I’ve assigned the parameters you recommended, but the output is still very different. To say more, it also appears to be very unstable (see the CL scan attached below).
CLscan.pdf (15.3 KB)

Could you please advise me on what might be the reason for such a significant discrepancy?

Thank you!

D.

mc.dmytro · June 19, 2023, 1:39pm

Hi again!

I would like to continue this thread since it is still relevant for me.

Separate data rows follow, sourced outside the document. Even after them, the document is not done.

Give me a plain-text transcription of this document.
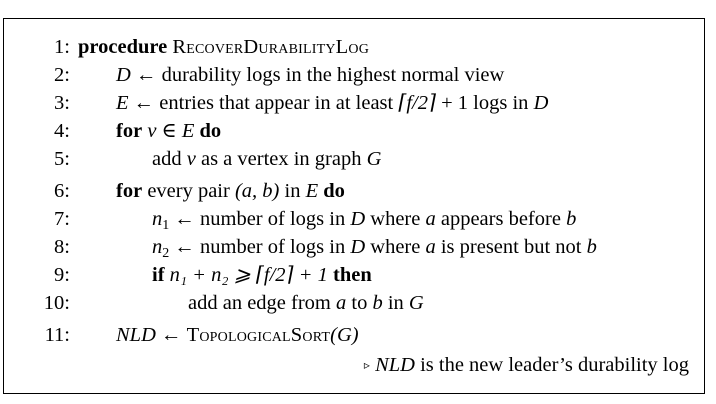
1: procedure RecoverDurabilityLog
2: D ← durability logs in the highest normal view
3: E ← entries that appear in at least ⌈f/2⌉ + 1 logs in D
4: for v ∈ E do
5:	add v as a vertex in graph G
6: for every pair (a, b) in E do
7:	n1 ← number of logs in D where a appears before b
8:	n2 ← number of logs in D where a is present but not b
9:	if n₁ + n₂ ⩾ ⌈f/2⌉ + 1 then
10:	add an edge from a to b in G
11: NLD ← TopologicalSort(G)
▹ NLD is the new leader’s durability log
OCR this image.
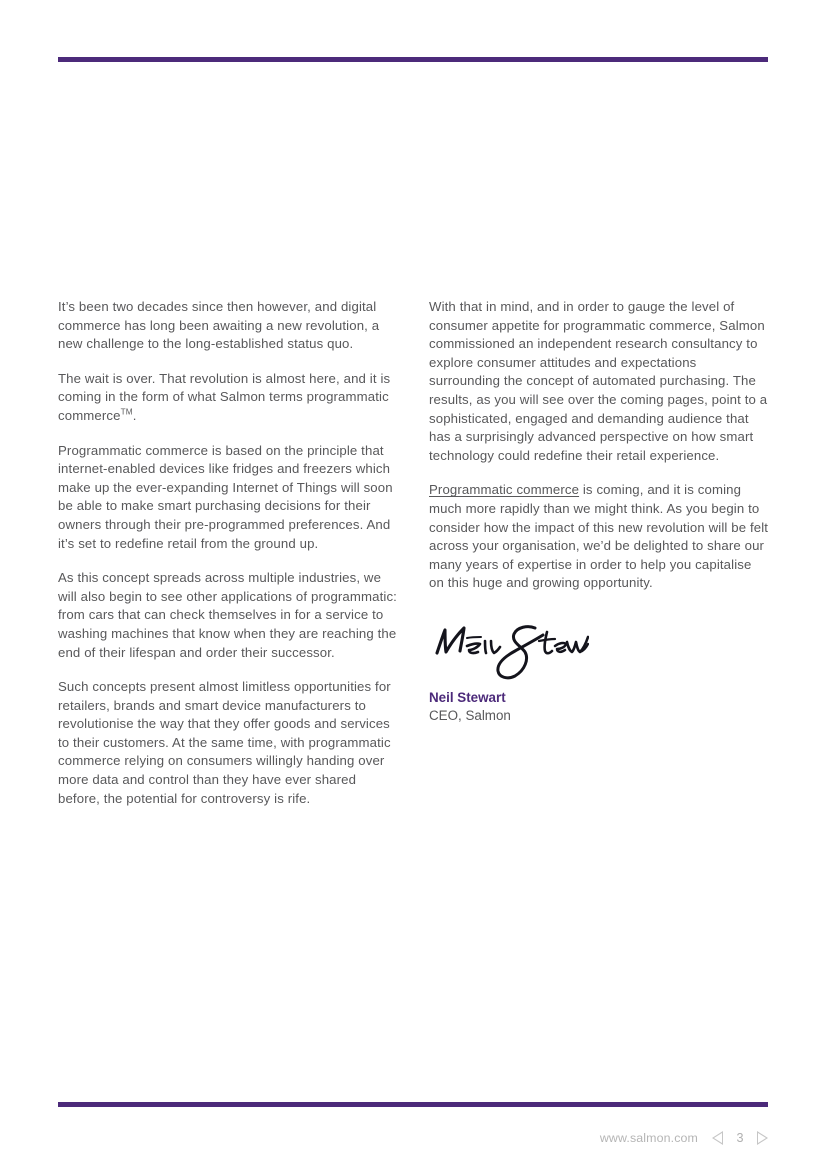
It’s been two decades since then however, and digital commerce has long been awaiting a new revolution, a new challenge to the long-established status quo.

The wait is over. That revolution is almost here, and it is coming in the form of what Salmon terms programmatic commerce™.

Programmatic commerce is based on the principle that internet-enabled devices like fridges and freezers which make up the ever-expanding Internet of Things will soon be able to make smart purchasing decisions for their owners through their pre-programmed preferences. And it’s set to redefine retail from the ground up.

As this concept spreads across multiple industries, we will also begin to see other applications of programmatic: from cars that can check themselves in for a service to washing machines that know when they are reaching the end of their lifespan and order their successor.

Such concepts present almost limitless opportunities for retailers, brands and smart device manufacturers to revolutionise the way that they offer goods and services to their customers. At the same time, with programmatic commerce relying on consumers willingly handing over more data and control than they have ever shared before, the potential for controversy is rife.

With that in mind, and in order to gauge the level of consumer appetite for programmatic commerce, Salmon commissioned an independent research consultancy to explore consumer attitudes and expectations surrounding the concept of automated purchasing. The results, as you will see over the coming pages, point to a sophisticated, engaged and demanding audience that has a surprisingly advanced perspective on how smart technology could redefine their retail experience.

Programmatic commerce is coming, and it is coming much more rapidly than we might think. As you begin to consider how the impact of this new revolution will be felt across your organisation, we’d be delighted to share our many years of expertise in order to help you capitalise on this huge and growing opportunity.

Neil Stewart

CEO, Salmon

www.salmon.com	3
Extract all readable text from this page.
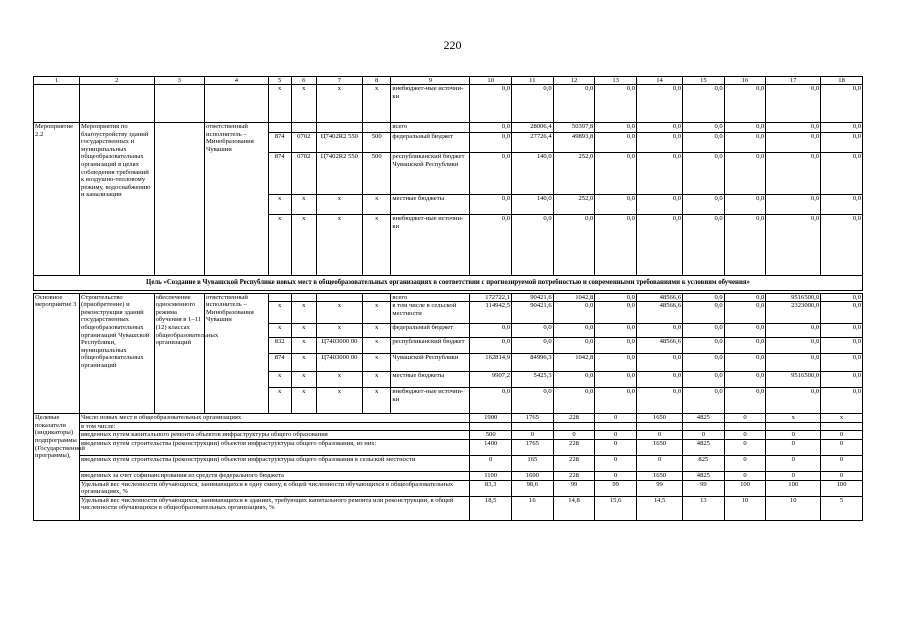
220
1	2	3	4	5	6	7	8	9	10	11	12	13	14	15	16	17	18
				x	x	x	x	внебюджет-ные источни-ки	0,0	0,0	0,0	0,0	0,0	0,0	0,0	0,0	0,0
Мероприятие 2.2	Мероприятия по благоустройству зданий государственных и муниципальных общеобразовательных организаций в целях соблюдения требований к воздушно-тепловому режиму, водоснабжению и канализации		ответственный исполнитель – Минобразования Чувашии					всего	0,0	28006,4	50397,8	0,0	0,0	0,0	0,0	0,0	0,0
				874	0702	Ц7402R2 550	500	федеральный бюджет	0,0	27726,4	49893,8	0,0	0,0	0,0	0,0	0,0	0,0
				874	0702	Ц7402R2 550	500	республиканский бюджет Чувашской Республики	0,0	140,0	252,0	0,0	0,0	0,0	0,0	0,0	0,0
				x	x	x	x	местные бюджеты	0,0	140,0	252,0	0,0	0,0	0,0	0,0	0,0	0,0
				x	x	x	x	внебюджет-ные источни-ки	0,0	0,0	0,0	0,0	0,0	0,0	0,0	0,0	0,0
Цель «Создание в Чувашской Республике новых мест в общеобразовательных организациях в соответствии с прогнозируемой потребностью и современными требованиями к условиям обучения»																	

Основное мероприятие 3	Строительство (приобретение) и реконструкция зданий государственных общеобразовательных организаций Чувашской Республики, муниципальных общеобразовательных организаций	обеспечение односменного режима обучения в 1–11 (12) классах общеобразовательных организаций	ответственный исполнитель – Минобразования Чувашии					всего	172722,1	90421,6	1042,8	0,0	48566,6	0,0	0,0	9516500,0	0,0
				x	x	x	x	в том числе в сельской местности	114942,5	90421,6	0,0	0,0	48566,6	0,0	0,0	2323000,0	0,0
				x	x	x	x	федеральный бюджет	0,0	0,0	0,0	0,0	0,0	0,0	0,0	0,0	0,0
				832	x	Ц7403000 00	x	республиканский бюджет	0,0	0,0	0,0	0,0	48566,6	0,0	0,0	0,0	0,0
				874	x	Ц7403000 00	x	Чувашской Республики	162814,9	84996,3	1042,8	0,0	0,0	0,0	0,0	0,0	0,0
				x	x	x	x	местные бюджеты	9907,2	5425,3	0,0	0,0	0,0	0,0	0,0	9516500,0	0,0
				x	x	x	x	внебюджет-ные источни-ки	0,0	0,0	0,0	0,0	0,0	0,0	0,0	0,0	0,0
Целевые показатели (индикаторы) подпрограммы (Государственной программы),	Число новых мест в общеобразовательных организациях								1900	1765	228	0	1650	4825	0	x	x
	в том числе:																
	введенных путем капитального ремонта объектов инфраструктуры общего образования								500	0	0	0	0	0	0	0	0
	введенных путем строительства (реконструкции) объектов инфраструктуры общего образования, из них:								1400	1765	228	0	1650	4825	0	0	0
	введенных путем строительства (реконструкции) объектов инфраструктуры общего образования в сельской местности								0	165	228	0	0	825	0	0	0
	введенных за счет софинансирования из средств федерального бюджета								1100	1600	228	0	1650	4825	0	0	0
	Удельный вес численности обучающихся, занимающихся в одну смену, в общей численности обучающихся в общеобразовательных организациях, %								83,3	98,6	99	99	99	99	100	100	100
	Удельный вес численности обучающихся, занимающихся в зданиях, требующих капитального ремонта или реконструкции, в общей численности обучающихся в общеобразовательных организациях, %								18,5	16	14,8	15,6	14,5	13	10	10	5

To give more context, I am trying to put UL on the number of signal events in an IM distribution. The integral of a direct fit gives the following numbers of events under the fit in 3 sigma window:

 nbkg = 0.602+-0.05 
 nsig = 0.000+-0.40

I then need to put systematic uncertainties on top (that’s why I cannot use TFeldmanCousins class directly). For that, I’ve been trying to use StandardHypoTestInvDemo macro, as advised. Although, the result I am getting with the suggested “as FCs” parameters for StandardHypoTestInvDemo give different result, which in addition appears to be very unstable. If I change the ranges for parameters, the result fluctuates significantly.

I might be mistaken in the way I implement the model. Could you please take a look into the following lines to give me advice on what I might be doing wrong?
CountingModel.C (2.4 KB)

Thank you beforehand.

Dmytro.

moneta · June 19, 2023, 8:43pm

Hi,

What is the model you are using to get the result for UL=0.976223 +/- 0.0476669 ?
It is possible that if you add a small systematics you break the discreteness of the Poisson likelihood and you get a better UL, (0.97 vs 1.78).

I will look tomorrow at your problem, but in the macro why you have nobs = 0.6 ? nobs should be an inter number

Lorenzo

mc.dmytro · June 19, 2023, 10:06pm

Hi!

Thanks for following this thread.

I am using the model, which is described in the attached file, with the FC-like parameters. But the result is very unstable.

I also estimate nobs as an integral of a fit curve in a particular interval. That’s how I get nobs=0.602. It works fine for TFeldmanCousinns even though it is weird for Poisson.

Looking forward to hearing from you.
Dmytro.

moneta · June 21, 2023, 4:41pm

Hi,
TFeldmanCousins works for non integer, but basically it rounds the value to the lower integer, like doing int(0.602).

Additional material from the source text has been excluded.